ClearSky Data Are Here To Help

Disclaimer: I recently attended VMworld 2016 – US.  My flights were paid for by myself, VMware provided me with a free pass to the conference and various bits of swag, and Tech Field Day picked up my hotel costs. There is no requirement for me to blog about any of the content presented and I am not compensated in any way for my time at the event.  Some materials presented were discussed under NDA and don’t form part of my blog posts, but could influence future discussions.



ClearSky Data presented recently at Tech Field Day Extra VMworld US 2016. You can see video from the presentation here. My rough notes on the session are here.



Lazarus Vekiarides, CTO and Co-founder, took us through an overview. “ClearSky’s Global Storage Network delivers enterprise storage, spanning the entire data lifecycle, as a fully-managed service”. Sounds good. I like when people talk about lifecycles, and fully managed. These things are hard to do though.

ClearSky are aiming to provide “the performance and availability of on-premises storage with the economics and scale of the cloud”. They do this with:

  • economics
  • scalability
  • reliability
  • security
  • performance

According to ClearSky, we’ve previously used a “Fragmented Hybrid” model when it comes to cloud storage.


I must have been watching too much Better Off Ted with my eldest daughter, but when I heard of the Global Storage Network, it sounded a lot like something from a Veridian Dynamics advertisement. It’s not though, it’s cooler than that. With the Global Storage Network, ClearSky brings it all together.


You can read a whitepaper from ClearSky here, and there’s a data sheet here.


These Pictures are Compelling, But What Is It?

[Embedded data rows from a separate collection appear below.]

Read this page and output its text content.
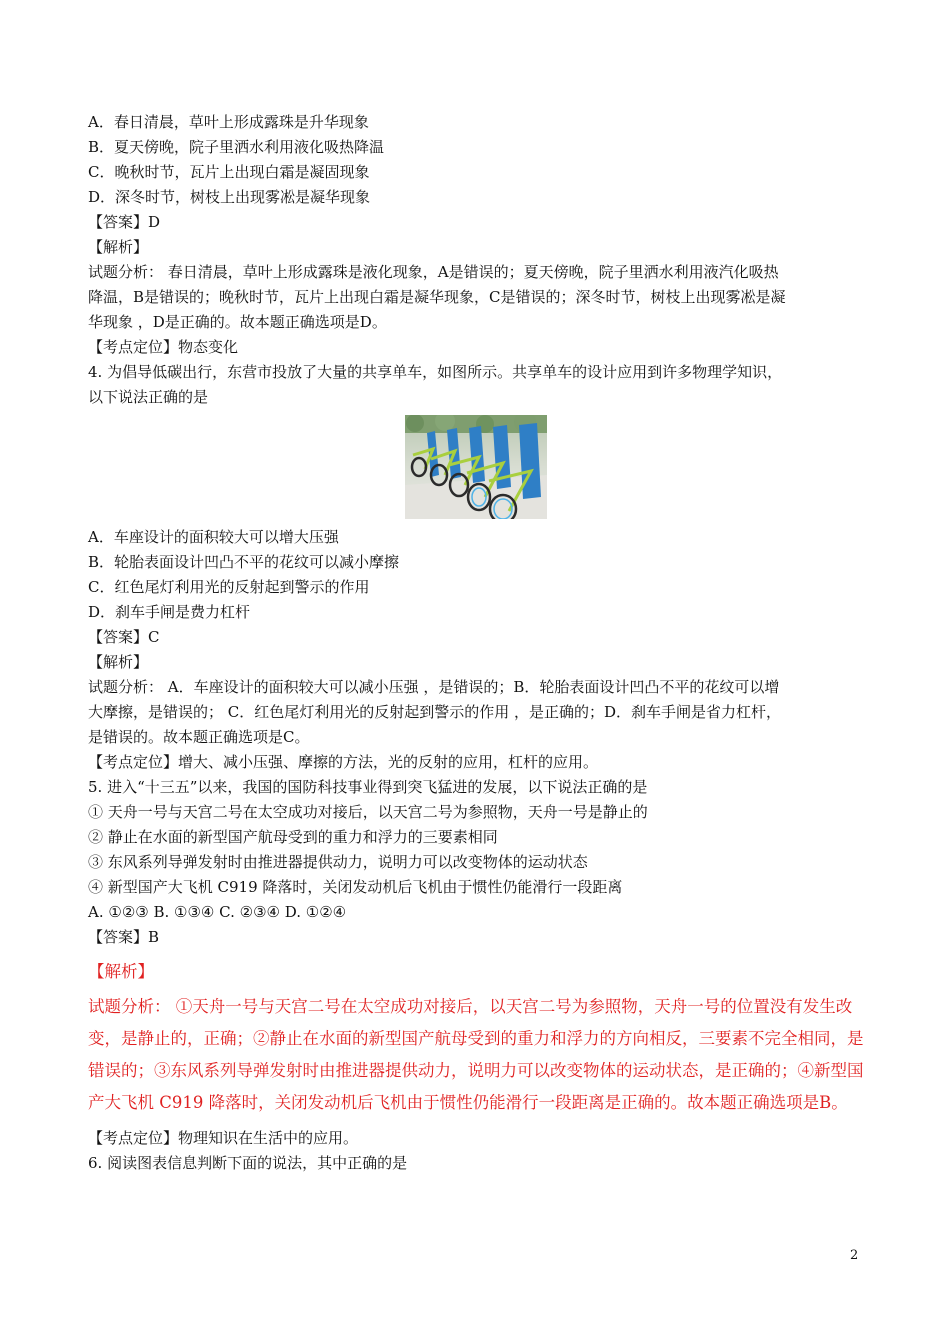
A．春日清晨，草叶上形成露珠是升华现象
B．夏天傍晚，院子里洒水利用液化吸热降温
C．晚秋时节，瓦片上出现白霜是凝固现象
D．深冬时节，树枝上出现雾凇是凝华现象
【答案】D
【解析】
试题分析： 春日清晨，草叶上形成露珠是液化现象，A是错误的；夏天傍晚，院子里洒水利用液汽化吸热
降温，B是错误的；晚秋时节，瓦片上出现白霜是凝华现象，C是错误的；深冬时节，树枝上出现雾凇是凝
华现象 ，D是正确的。故本题正确选项是D。
【考点定位】物态变化
4. 为倡导低碳出行，东营市投放了大量的共享单车，如图所示。共享单车的设计应用到许多物理学知识，
以下说法正确的是
A．车座设计的面积较大可以增大压强
B．轮胎表面设计凹凸不平的花纹可以减小摩擦
C．红色尾灯利用光的反射起到警示的作用
D．刹车手闸是费力杠杆
【答案】C
【解析】
试题分析： A．车座设计的面积较大可以减小压强 ，是错误的；B．轮胎表面设计凹凸不平的花纹可以增
大摩擦，是错误的； C．红色尾灯利用光的反射起到警示的作用 ，是正确的；D．刹车手闸是省力杠杆，
是错误的。故本题正确选项是C。
【考点定位】增大、减小压强、摩擦的方法，光的反射的应用，杠杆的应用。
5. 进入“十三五”以来，我国的国防科技事业得到突飞猛进的发展，以下说法正确的是
① 天舟一号与天宫二号在太空成功对接后，以天宫二号为参照物，天舟一号是静止的
② 静止在水面的新型国产航母受到的重力和浮力的三要素相同
③ 东风系列导弹发射时由推进器提供动力，说明力可以改变物体的运动状态
④ 新型国产大飞机 C919 降落时，关闭发动机后飞机由于惯性仍能滑行一段距离
A. ①②③ B. ①③④ C. ②③④ D. ①②④
【答案】B
【解析】
试题分析： ①天舟一号与天宫二号在太空成功对接后，以天宫二号为参照物，天舟一号的位置没有发生改
变，是静止的，正确；②静止在水面的新型国产航母受到的重力和浮力的方向相反，三要素不完全相同，是
错误的；③东风系列导弹发射时由推进器提供动力，说明力可以改变物体的运动状态，是正确的；④新型国
产大飞机 C919 降落时，关闭发动机后飞机由于惯性仍能滑行一段距离是正确的。故本题正确选项是B。
【考点定位】物理知识在生活中的应用。
6. 阅读图表信息判断下面的说法，其中正确的是
2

ClearSky say they are changing how enterprises access data

  • eliminate storage silos
  • pay only for what you use – up to 100% useable storage only
  • guaranteed 100% uptime
  • multi-site data access without replication
  • maximum of 30minute response time for Sev 1 and 2 tickets


This is all delivered via consumption-based model. The idea behind this is that you get charged for only the capacity you use, but your applications have all the performance they need. Like all good consumption models, if you delete data, you give back the space ClearSky and are no longer billed for any of it.

“Customers simply plug into the ClearSky service to get the storage they need, when and where they need it, with the security, scalability and resilience that a business depends on.”


I’m Still Not Sure

That’s because I’m bad at explaining things. There’s an edge appliance (2RU appliance / 24 slots – about 6TB of flash cache) that is used. Cache is available (on resilient storage), but not copied. ClearSky POPs then offer distributed and optimised storage, with multiple copies to the cloud. Maybe a picture will explain it a bit better.


With this architecture, ClearSky manages the entire data lifecycle. Active data lives either next to your applications, or in the metro area near your applications. Any cold data, backup and DR stuff is stored as multiple copies of data geographically dispersed in the network.

There’s support for iSCSI or FC today and write back cache is processed every 10 minutes and pushed to the metro cache or cloud.


What Do I Use It For?

Data in the ClearSky network can be accessed from multiple locations without replication, offering mobility and availability.

Multi-site availability

  • Load balancing and disaster recovery

Workload mobility

  • In-metro and cross-metro
  • Application data can be accessed from other metros

And you can use it in all the ways you think you would, including DR, DC migration, and load balancing.


Make it Splunky

You probably know that companies use Splunk to analyse machine data. I’ve used it at home to munge squid logs when trying to track my daughter’s internet use. Splunk captures, indexes and correlates machine data in a searchable repository from which it can generate graphs, reports, alerts, and visualisations. Spunk demands high performance and agile storage, and ClearSky have some experience with this. There’s also a Splunk Reference Architecture. ClearSky say they’re a good fit for Splunk Enterprise. The indexers simply write to the ClearSky Edge Cache & ClearSky manages index migration through cache and storage layers – greatly simplifying the solution. They also offer “[h]ighly consistent ingest performance, cloud capacity, and integrated backup using ClearSky snapshot technology”.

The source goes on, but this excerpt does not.